Repost: Using MP-TCP to Utilize Unequal Links
In the Does Unequal-Cost Multipathing Make Sense blog post I wrote (paraphrased):
The trick to successful utilization of unequal uplinks is to use them wisely […] It’s how multipath TCP (MP-TCP) could be used for latency-critical applications like Siri.
Minh Ha quickly pointed out (some) limitations of MP-TCP and as is usually the case, his comment was too valuable to be left as a small print at the bottom of a blog post.
While MPCTP indeed has its use, in mobile networks where the RTT can vary big time between Wifi and 4G, MPTCP can suffer from head-of-line blocking on both sender and receiver side, when one sub-flow has to wait for another carrying earlier packets to arrive, basically out-of-order problem. Also, when the flow size is small and bandwidth is high, MPTCP might not have time to utilize the sub-flows or use them effectively, resulting in similar or even worse latency than vanilla TCP.
In data center (DC) scenarios, again results vary. For workloads that make use of long-lived elephant flows, MPTCP can provide throughput benefits. For mice flows, which also account for a lot of traffic in DCs, MPTCP’s setup and scheduling overhead outweighs its benefit, so latency performance can be lower than that of single-flow TCP. Also, for disk-bound workloads, since the network is much faster than the disk access time, using MPTCP again provides no benefit, as the bottleneck lies with the disk system.
OTOH, MPTCP can cause starvation/fairness issues in partition/aggregate workload, like MapReduce, or any kind of many-to-one traffic. This kind of traffic can result in Incast scenarios, and TCP Incast can result in TCP Outcast problem for small flows destined to the same host as big flows. MPTCP makes Outcast worse because of its multi-flow nature, adding to the total number of competing flows.
I think wrt to DCs, DC-TCP provides a much better solution than MPTCP. It works well; it mitigates Incast and Outcast problems, and it does away with big buffer, improving latency. Practically speaking, DCs already have much smaller RTT latencies than WAN/Internet, so solutions that are not viable on the later can be applied here. I’m referring specifically to per-packet ECMP. Per-packet ECMP provides close to ideal network capacity utilization, at the expense of potential reordering. But since DC links have plenty of capacity, DC networks also have much lower latencies, reordering is less likely (due to lots of bandwidth) and can be tolerable (due to much lower RTTs). Coupling that with DC-TCP which deals efficiently with congestion, and we can have a network that makes the best use of traffic load balancing, all without the need for MPTCP, which can be complex to implement.

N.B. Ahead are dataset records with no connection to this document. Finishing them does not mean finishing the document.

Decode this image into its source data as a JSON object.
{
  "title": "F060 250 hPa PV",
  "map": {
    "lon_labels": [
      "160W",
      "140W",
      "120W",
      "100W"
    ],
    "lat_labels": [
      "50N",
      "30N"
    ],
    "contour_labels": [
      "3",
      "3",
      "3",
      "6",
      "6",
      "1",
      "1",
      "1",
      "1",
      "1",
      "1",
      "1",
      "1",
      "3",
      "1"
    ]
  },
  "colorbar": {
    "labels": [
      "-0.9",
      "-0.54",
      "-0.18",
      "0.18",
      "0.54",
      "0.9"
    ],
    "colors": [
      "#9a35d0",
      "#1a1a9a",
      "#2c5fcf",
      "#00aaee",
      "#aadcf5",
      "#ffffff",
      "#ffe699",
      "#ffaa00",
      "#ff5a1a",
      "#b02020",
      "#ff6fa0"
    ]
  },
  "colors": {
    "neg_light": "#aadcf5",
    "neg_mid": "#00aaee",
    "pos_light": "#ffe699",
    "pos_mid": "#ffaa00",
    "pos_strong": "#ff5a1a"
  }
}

any worthwhile MPTCP setup utilizing links with heterogeneous properties has a tunable if not entirely programmable packet scheduler (progmp.net is great and it's a shame it stayed an academic thesis project). it just doesn't work otherwise (as mentioned).
I haven't used Tessares product directly but I don't think it's hard to believe they have a plethora of packet scheduler schemes if not an even fancier/cleaner API for it than ProgMP!
Ivan, I didn't realize Russ White has also written a piece re QUIC vs TCP comparison sometime ago -- just ran into it a few days back:
https://rule11.tech/is-quic-really-quicker/
From reading that blog, looks like several things I observed with MP-TCP have also been seen with QUIC. it turns out -- small differences aside -- both have rather similar underlying mechanics, hence the close behaviour.